Cataract surgery is the most commonly performed type of eye surgery. Due to the advances in technology and techniques of cataract surgery, complications are rare.

  • Infection
    Great efforts are made at the time of surgery to reduce the possibility of infection. Patients receive antibiotic drops before and after surgery. The surface of the eye and the skind around the eye is disinfected and the patient's face (except for the eye) is covered with serile drapes. All the instruments are sterilized, and antibiotic drops are prescribed for use after the surgery. Infections occur in approximately 1 out of every 3000 cases. Symptoms of infection include excessive redness, pain, light sensitivity and worsening vision.
  • Bleeding
    is very rare due to the advances in techniques used in moern cataract surgery.
  • Retinal Detachment
    Nearsighted patients have increased risk of retinal detachment. Symptoms of retinal detachment include a shadow or curtain in any part of the vision, flashing lights, and/or brief lightning-like streaks.  Contact your doctor immediately if you suspect retinal detachment.
  • Elevated Intraocular Pressure
    is high pressure in the eye. Occasionally, fluid that is used during surgery does not drain from the eye and causes pressure inside the eye to increase. If this happens, the patient experiences headaches or sharp eye pain. Medications are used to lower the pressure.
  • Corneal Swelling
    can develop a few hours after surgery. Things may look distorted. This usually clears up over time.

After Cataract Surgery

There are some restrictions on what you can do before and after surgery, and you will need to take eye drops for a few weeks. Learn more about what to expect from your cataract surgery.

Secondary Cataracts

During cataract surgery the outer shell (capsule) of the natural lens is left behind to hold the artificial lens (implant). Over time, in most patients, this outer shell becomes cloudy and is called a secondary cataract. They commonly develop several weeks to years after cataract surgery. This a secondary opacification of the capsular bag in which the intraocular lens was originally placed, not a clouding of the artificial lens. If you have had cataract surgery and the vision becomes cloudy, hazy or blurry you may have a secondary cataract. There may be other causes for decreased vision, so call the office and you'll be examined to determine if you have a secondary cataract.

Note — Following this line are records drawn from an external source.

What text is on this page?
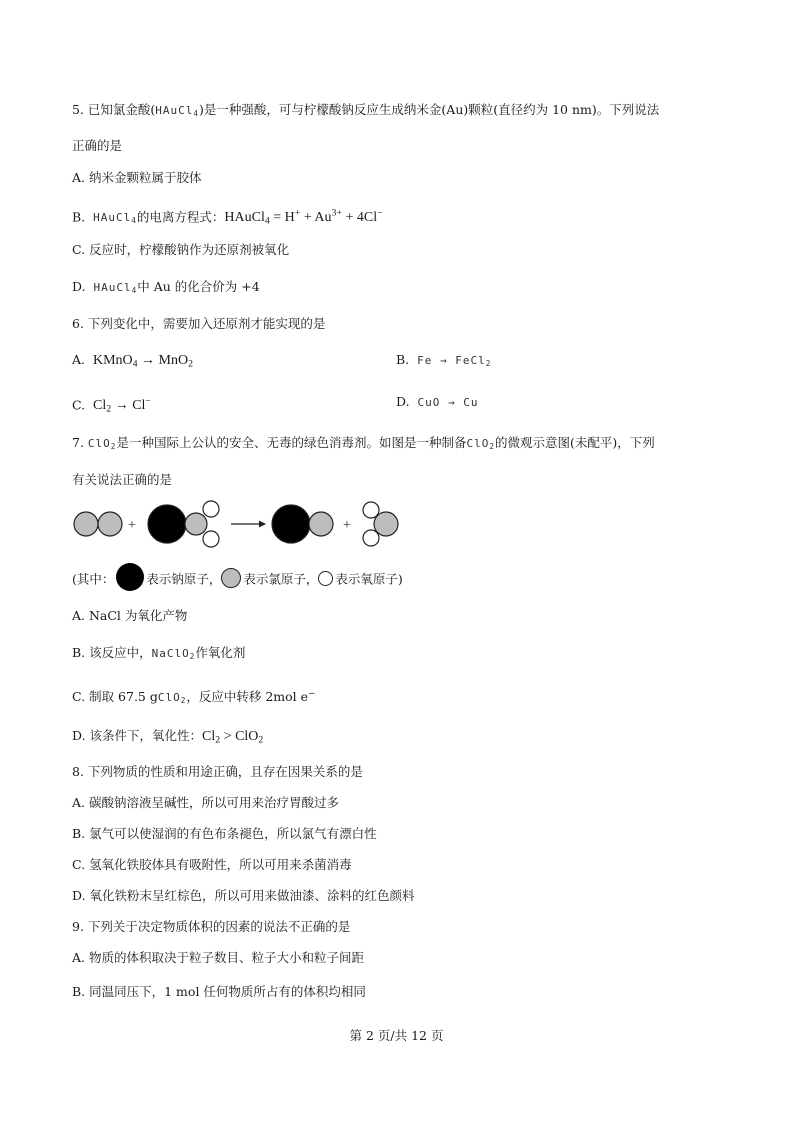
5. 已知氯金酸(HAuCl$_4$)是一种强酸，可与柠檬酸钠反应生成纳米金(Au)颗粒(直径约为 10 nm)。下列说法
正确的是
A. 纳米金颗粒属于胶体
B. HAuCl$_4$的电离方程式：HAuCl$_4$ = $H^+ + Au^{3+} + 4Cl^-$
C. 反应时，柠檬酸钠作为还原剂被氧化
D. HAuCl$_4$中 Au 的化合价为 +4
6. 下列变化中，需要加入还原剂才能实现的是
A. KMnO$_4$ → MnO$_2$	B. Fe → FeCl$_2$
C. $Cl_2 \to Cl^-$	D. CuO → Cu
7. ClO$_2$是一种国际上公认的安全、无毒的绿色消毒剂。如图是一种制备ClO$_2$的微观示意图(未配平)，下列
有关说法正确的是
+	+
(其中：	表示钠原子， 表示氯原子， 表示氧原子)
A. NaCl 为氧化产物
B. 该反应中，NaClO$_2$作氧化剂
C. 制取 67.5 gClO$_2$，反应中转移 2mol e−
D. 该条件下，氧化性：$Cl_2 > ClO_2$
8. 下列物质的性质和用途正确，且存在因果关系的是
A. 碳酸钠溶液呈碱性，所以可用来治疗胃酸过多
B. 氯气可以使湿润的有色布条褪色，所以氯气有漂白性
C. 氢氧化铁胶体具有吸附性，所以可用来杀菌消毒
D. 氧化铁粉末呈红棕色，所以可用来做油漆、涂料的红色颜料
9. 下列关于决定物质体积的因素的说法不正确的是
A. 物质的体积取决于粒子数目、粒子大小和粒子间距
B. 同温同压下，1 mol 任何物质所占有的体积均相同
第 2 页/共 12 页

Treatment of Secondary Cataracts

Secondary cataracts are treated using a YAG laser. It is a brief and painless outpatient procedure. There is no need for anesthesia or incision. The pupil will be dilated at the time of the procedure. The laser lakes a new clear pathway in the area of the pupil, allowing light to reach the back of the eye. You will usually notice an improvement in vision as soon as the pupil goes back to its normal size.

This procedure takes approximately 5 minutes and the are no post-operative restrictions. You may notice spots or floaters in your vision after the procedure. This is normal and will become less noticeable as they become absorbed by the eye.